How we do it, it works well, we do harmonies and stuff and it's good. And I don't mind that there's a couple of songs that Jill always sang and I did harmonies and I did the lead line on the guitar in some sessions and we kinda swapped roles around a wee bit, which was really good fun cos then you got to do the other side and I quite enjoyed that, I like little toppy lead lines. But then when we did start writing songs separately it was 'I wrote it so I want to sing it,' and it was splitting down the middle anyway, right at the very end. That was the very very end and we were falling apart then anyway cos there was all this stuff that was...

Rose said they'd sacked you as manager just before they split.

DAVID BALFE: No, I don't remember that. It's possible.

If you remember being told of the split you must've still been around, surely.

DAVID BALFE: Yeah, definitely; I was in Eden studios with them, I can even remember what room it is. They weren't getting on with each other, but then they went along for a long time of organising. Oh yeah, I remember what happened! As I said, I'd had a problem with the tax thing, I was sorting it all out and I said, 'look guys, this is the problem'. I was trying to say I can understand why you want to pack it in but you've got a lot of financial troubles and stuff.

A few weeks earlier I'd listed to them what the situation was, asked the accountant to tell us what the problem is, to tell us how much they're going to owe in tax and how much they'd got, and I sent them all off a statement about it. Then they came in and said this is a big problem. I said I don't know what the taxman could do; with the taxman if you tell him you're fucked, you're broke and you can't pay it then sometimes they take you to court and sometimes they just say 'tell us when you can pay'. I said I don't know which way they're going to react. And it was really weird cos [Rose's husband] Drew, who had been this really sweet nice guy, said 'you're going to pay for it'. I didn't quite understand and said, 'I'm not paying for it, I told you guys it was a good thing to put money aside', and he goes, 'No! YOU'RE gonna pay for it!', basically saying, 'you're gonna pay for it or I'm gonna have ya'. I was absolutely shocked and didn't know what to make of it.

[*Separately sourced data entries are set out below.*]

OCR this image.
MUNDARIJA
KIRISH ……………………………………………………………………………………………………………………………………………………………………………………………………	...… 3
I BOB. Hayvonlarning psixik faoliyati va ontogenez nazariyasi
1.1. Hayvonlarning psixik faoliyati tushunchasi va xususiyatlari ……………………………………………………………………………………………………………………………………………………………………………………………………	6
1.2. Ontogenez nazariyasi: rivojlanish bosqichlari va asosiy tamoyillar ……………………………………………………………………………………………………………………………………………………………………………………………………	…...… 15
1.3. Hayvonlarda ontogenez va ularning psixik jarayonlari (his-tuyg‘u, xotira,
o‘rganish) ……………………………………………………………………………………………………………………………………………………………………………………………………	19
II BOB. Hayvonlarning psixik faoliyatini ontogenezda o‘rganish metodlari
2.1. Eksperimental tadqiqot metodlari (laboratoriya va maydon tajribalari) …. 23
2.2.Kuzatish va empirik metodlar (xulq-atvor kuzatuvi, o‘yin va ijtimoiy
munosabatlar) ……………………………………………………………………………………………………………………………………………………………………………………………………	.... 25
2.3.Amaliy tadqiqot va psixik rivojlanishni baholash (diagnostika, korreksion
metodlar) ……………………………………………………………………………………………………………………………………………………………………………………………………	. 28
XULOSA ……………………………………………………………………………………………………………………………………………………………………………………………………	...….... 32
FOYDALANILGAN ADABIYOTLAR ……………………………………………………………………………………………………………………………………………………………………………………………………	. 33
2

At that point relationships really started to break down because I couldn't deal with it. 'I'm not paying for this, you knew it was owed, you knew I'd put it aside and when we discussed it you decided you'd rather risk using it'. At that point either they sacked me or I said I'm not working with Drew or something. I can't remember ever being sacked, though it's possible. At that point things got very very tough because their view was 'why do we owe this money?'. But they knew why they owed this money! But it was 'we owe this money and Dave Balfe should somehow take responsibility for it'. So it all fell apart at that point.

I dunno, it's hard to remember the details, but I remember that meeting now. It was really weird cos I'd got on so well with Drew all the time and then I met him again quite a few years later and he was incredibly friendly to me and really nice. I said, 'what happened that day when you got really weird and heavy with me?', and he couldn't even remember it.

I don't think I've seen Rose since that meeting. I still had to speak to them for ages cos I had the flats situation. I think that meeting might be why it finally ended. I was trying to remember and work it out in my head what happened, I knew it petered out somewhere around that time, but maybe that meeting was why I said, 'well if that's the way you're going to be I'm not dealing with this any more, it's between you and the accountants' or whatever.